Ее забывчивость, в общем-то, не казалась таким уж большим грехом — просто бывало забавно, когда она, например, не переобувшись, в домашних тапочках отправлялась в город. Однако вскоре я заметил более страшную вещь. Как-то раз, незаметно войдя в ее комнату, чтобы послушать, как она играет Дебюсси, многие пьесы которого она знала наизусть, я увидел на пюпитре ноты. Когда она кончила, я не мог удержаться и спросил ее встревоженно и удивленно, почему она играет свою любимую сонату по нотам. Она не ответила, только устало посмотрела на меня. Руки ее бессильно лежали на клавишах, она вдруг низко опустила голову, упавшие волосы закрыли от меня ее лицо и глаза, и я не получил никакого удовлетворительного объяснения.

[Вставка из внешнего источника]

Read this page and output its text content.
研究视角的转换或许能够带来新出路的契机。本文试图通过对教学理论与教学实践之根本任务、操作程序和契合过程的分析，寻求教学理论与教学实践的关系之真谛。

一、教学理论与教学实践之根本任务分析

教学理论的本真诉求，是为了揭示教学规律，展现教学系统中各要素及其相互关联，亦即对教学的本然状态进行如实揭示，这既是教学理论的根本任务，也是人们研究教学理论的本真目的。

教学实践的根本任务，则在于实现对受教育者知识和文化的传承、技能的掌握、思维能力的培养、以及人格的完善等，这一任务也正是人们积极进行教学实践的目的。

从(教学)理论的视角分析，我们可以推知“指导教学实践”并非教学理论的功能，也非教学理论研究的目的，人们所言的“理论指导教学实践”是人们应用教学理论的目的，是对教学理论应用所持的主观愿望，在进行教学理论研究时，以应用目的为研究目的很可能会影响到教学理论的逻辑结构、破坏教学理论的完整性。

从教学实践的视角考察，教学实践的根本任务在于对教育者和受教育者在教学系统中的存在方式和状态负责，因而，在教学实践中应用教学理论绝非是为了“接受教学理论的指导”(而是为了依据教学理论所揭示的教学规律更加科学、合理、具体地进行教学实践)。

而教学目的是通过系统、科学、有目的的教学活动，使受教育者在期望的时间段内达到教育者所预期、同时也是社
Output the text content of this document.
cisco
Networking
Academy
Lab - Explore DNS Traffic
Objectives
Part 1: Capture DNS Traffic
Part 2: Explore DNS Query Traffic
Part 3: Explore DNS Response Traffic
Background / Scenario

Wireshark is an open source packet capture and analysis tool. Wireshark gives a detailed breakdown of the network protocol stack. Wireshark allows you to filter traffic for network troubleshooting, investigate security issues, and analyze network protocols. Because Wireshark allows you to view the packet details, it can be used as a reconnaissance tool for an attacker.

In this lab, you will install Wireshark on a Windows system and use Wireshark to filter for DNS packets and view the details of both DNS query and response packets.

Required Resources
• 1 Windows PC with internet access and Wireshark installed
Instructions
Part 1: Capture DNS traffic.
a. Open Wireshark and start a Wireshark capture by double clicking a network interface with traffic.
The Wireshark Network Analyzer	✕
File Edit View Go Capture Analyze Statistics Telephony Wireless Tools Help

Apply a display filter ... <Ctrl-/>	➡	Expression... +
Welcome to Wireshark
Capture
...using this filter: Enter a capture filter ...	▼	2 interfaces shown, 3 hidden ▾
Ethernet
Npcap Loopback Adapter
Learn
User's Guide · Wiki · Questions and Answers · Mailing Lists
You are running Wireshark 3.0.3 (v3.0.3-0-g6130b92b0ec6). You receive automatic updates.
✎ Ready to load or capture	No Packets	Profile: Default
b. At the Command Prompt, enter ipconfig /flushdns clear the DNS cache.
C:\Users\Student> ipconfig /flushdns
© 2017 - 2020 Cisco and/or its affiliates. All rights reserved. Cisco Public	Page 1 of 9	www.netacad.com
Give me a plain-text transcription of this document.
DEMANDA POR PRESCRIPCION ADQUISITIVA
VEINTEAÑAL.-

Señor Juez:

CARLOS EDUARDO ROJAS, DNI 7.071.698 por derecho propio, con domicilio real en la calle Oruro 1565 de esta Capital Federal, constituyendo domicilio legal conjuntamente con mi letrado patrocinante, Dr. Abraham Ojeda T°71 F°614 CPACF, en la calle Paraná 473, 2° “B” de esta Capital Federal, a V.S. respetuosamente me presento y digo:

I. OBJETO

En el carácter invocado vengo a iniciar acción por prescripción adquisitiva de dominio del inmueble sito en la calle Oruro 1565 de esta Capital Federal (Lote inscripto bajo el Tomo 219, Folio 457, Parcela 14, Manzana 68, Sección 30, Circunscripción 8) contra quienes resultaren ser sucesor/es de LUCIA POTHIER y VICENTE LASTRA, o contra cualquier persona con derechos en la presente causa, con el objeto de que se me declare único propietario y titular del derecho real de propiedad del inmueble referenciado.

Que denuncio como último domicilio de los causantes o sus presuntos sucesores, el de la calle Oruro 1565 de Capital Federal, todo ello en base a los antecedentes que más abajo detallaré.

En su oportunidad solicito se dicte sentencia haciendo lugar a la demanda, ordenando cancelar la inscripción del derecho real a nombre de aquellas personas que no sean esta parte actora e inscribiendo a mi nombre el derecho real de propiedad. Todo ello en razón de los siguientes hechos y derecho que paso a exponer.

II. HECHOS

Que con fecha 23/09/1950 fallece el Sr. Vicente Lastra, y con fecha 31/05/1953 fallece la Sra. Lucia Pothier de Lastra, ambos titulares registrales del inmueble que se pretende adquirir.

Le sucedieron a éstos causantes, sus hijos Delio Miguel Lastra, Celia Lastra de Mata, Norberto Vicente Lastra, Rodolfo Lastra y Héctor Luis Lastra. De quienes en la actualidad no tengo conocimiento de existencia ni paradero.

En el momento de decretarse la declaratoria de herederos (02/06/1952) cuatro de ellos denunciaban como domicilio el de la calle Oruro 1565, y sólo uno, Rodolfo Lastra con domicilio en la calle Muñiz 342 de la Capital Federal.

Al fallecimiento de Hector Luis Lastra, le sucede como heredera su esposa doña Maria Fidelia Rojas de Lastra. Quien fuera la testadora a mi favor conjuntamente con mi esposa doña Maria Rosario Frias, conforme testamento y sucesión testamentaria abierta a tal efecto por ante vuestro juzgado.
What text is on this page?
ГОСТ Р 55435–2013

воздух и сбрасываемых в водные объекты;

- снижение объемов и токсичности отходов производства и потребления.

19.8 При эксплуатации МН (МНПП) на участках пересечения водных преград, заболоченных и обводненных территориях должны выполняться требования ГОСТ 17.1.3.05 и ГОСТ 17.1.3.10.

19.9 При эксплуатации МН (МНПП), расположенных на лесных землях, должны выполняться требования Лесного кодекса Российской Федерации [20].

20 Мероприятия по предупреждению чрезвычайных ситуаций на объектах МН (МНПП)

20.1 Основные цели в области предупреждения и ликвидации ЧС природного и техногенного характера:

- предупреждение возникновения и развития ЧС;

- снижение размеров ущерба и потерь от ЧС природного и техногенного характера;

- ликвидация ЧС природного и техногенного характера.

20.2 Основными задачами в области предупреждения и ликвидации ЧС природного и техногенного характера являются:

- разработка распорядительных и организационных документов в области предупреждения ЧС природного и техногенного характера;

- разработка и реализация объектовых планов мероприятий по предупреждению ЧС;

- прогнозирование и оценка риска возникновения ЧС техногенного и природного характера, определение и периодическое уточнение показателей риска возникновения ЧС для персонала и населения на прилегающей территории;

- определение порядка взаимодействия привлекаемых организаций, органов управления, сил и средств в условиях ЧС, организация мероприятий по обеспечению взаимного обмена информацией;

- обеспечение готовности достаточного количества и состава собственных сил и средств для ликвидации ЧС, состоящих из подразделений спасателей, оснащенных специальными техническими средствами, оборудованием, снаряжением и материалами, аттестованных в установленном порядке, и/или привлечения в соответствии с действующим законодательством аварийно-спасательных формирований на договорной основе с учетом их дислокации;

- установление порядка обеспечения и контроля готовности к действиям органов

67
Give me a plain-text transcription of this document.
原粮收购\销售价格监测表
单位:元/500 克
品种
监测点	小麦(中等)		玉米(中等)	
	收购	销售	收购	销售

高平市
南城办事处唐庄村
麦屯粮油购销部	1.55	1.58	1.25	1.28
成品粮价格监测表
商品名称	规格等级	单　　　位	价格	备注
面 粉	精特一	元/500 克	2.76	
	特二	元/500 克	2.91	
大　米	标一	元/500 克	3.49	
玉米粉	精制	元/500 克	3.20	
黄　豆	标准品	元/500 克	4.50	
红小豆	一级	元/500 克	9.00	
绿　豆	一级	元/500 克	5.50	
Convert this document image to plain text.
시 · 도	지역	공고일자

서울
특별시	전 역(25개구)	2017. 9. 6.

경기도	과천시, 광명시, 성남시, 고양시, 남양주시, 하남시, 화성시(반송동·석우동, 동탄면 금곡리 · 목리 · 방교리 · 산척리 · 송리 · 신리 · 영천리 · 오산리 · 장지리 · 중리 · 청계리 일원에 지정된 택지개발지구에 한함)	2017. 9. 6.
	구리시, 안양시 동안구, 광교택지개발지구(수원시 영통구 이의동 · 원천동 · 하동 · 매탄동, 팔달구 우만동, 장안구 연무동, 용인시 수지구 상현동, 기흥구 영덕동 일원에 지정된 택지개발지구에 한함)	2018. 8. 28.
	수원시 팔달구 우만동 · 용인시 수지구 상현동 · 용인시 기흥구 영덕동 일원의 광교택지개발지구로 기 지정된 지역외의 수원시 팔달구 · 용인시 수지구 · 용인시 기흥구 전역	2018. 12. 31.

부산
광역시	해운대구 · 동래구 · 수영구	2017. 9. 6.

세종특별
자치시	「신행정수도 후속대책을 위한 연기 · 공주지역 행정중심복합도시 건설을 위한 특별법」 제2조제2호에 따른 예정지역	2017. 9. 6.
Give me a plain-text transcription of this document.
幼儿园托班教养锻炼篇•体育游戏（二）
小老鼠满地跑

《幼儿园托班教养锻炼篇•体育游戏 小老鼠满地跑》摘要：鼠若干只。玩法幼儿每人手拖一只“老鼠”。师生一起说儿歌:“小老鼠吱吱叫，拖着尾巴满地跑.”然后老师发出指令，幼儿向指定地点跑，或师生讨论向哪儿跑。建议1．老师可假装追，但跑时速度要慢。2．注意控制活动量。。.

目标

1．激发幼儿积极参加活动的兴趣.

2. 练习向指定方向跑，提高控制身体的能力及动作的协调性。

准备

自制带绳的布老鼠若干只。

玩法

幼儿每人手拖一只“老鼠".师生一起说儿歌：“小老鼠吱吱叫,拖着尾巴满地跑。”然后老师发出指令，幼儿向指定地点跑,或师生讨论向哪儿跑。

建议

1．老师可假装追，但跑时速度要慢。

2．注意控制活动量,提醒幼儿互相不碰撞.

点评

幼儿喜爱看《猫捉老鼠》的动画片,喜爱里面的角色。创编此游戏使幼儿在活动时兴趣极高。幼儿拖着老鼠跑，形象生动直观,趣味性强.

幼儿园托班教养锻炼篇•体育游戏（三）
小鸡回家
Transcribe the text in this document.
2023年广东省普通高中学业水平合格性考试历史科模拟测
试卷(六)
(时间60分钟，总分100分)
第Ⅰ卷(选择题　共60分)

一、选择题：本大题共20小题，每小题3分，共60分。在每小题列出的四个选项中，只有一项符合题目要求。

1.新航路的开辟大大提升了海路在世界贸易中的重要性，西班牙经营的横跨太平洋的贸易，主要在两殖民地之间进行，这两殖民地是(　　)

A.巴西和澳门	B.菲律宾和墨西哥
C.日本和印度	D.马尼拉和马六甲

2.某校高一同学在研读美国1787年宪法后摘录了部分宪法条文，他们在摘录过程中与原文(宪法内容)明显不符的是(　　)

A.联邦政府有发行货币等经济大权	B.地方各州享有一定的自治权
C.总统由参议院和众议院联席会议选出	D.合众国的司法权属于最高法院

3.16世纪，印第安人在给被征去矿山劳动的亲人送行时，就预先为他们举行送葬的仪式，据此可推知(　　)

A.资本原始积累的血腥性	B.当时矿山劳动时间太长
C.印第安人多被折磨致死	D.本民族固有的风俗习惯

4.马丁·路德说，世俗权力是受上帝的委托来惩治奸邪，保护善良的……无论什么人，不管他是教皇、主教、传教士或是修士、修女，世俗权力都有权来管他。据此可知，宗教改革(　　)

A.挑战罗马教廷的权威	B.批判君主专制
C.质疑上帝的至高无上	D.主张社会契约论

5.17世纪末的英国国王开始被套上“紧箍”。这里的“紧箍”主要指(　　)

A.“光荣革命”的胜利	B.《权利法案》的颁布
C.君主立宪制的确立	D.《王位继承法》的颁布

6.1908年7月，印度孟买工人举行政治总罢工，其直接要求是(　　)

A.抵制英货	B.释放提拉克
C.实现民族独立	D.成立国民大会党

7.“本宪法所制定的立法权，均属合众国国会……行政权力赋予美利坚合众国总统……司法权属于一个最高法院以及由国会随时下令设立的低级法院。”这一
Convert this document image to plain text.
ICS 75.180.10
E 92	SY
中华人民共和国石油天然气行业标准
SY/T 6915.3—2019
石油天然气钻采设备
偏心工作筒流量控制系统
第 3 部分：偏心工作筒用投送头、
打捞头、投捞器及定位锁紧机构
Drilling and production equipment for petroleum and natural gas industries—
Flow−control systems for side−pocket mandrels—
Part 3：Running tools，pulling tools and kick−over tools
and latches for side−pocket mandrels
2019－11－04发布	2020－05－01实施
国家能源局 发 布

Ночью она разбудила меня, больно сжав мне плечо, я слышал, как она говорит что-то, но, еще не придя в себя, не мог разобрать, что именно.

— Ну что? — протянул я сонно.

— Дождь идет, — сказала она.

И в самом деле, у меня на подбородке расползлась теплая капля. Приоткрыв глаза, я увидел, что она наклонилась надо мной и плачет.

Мне всегда было трудно не принять ее слезы за признак грусти или глубокой печали, я едва превозмогал прилив нежности и желания утешить ее; но одновременно в ее слезах я искал и призыв, и побуждение…

Но она и на этот раз отстранилась от меня, зябко съежилась, учащенно дышала мне в шею и дрожала. Молча. Горькая, злая обида вдруг стеснила мне горло, обеими руками я оттолкнул ее от себя так резко и грубо, словно ударил.

— Ну почему ты не можешь, почему? — взорвался я.

— Не могу, — ответила она сокрушенно и беспомощно. Она приподняла свою обнаженную руку и отрицательно помахала ладонью. Глаза ее были сухими. Они глядели на меня с такой робкой нежностью, что я был окончательно сбит с толку и пристыжен. Я понял, что она меня любит сильней прежнего, но все должно остаться как есть. Взволнованный и расстроенный, я никак не мог успокоиться, сам не зная почему…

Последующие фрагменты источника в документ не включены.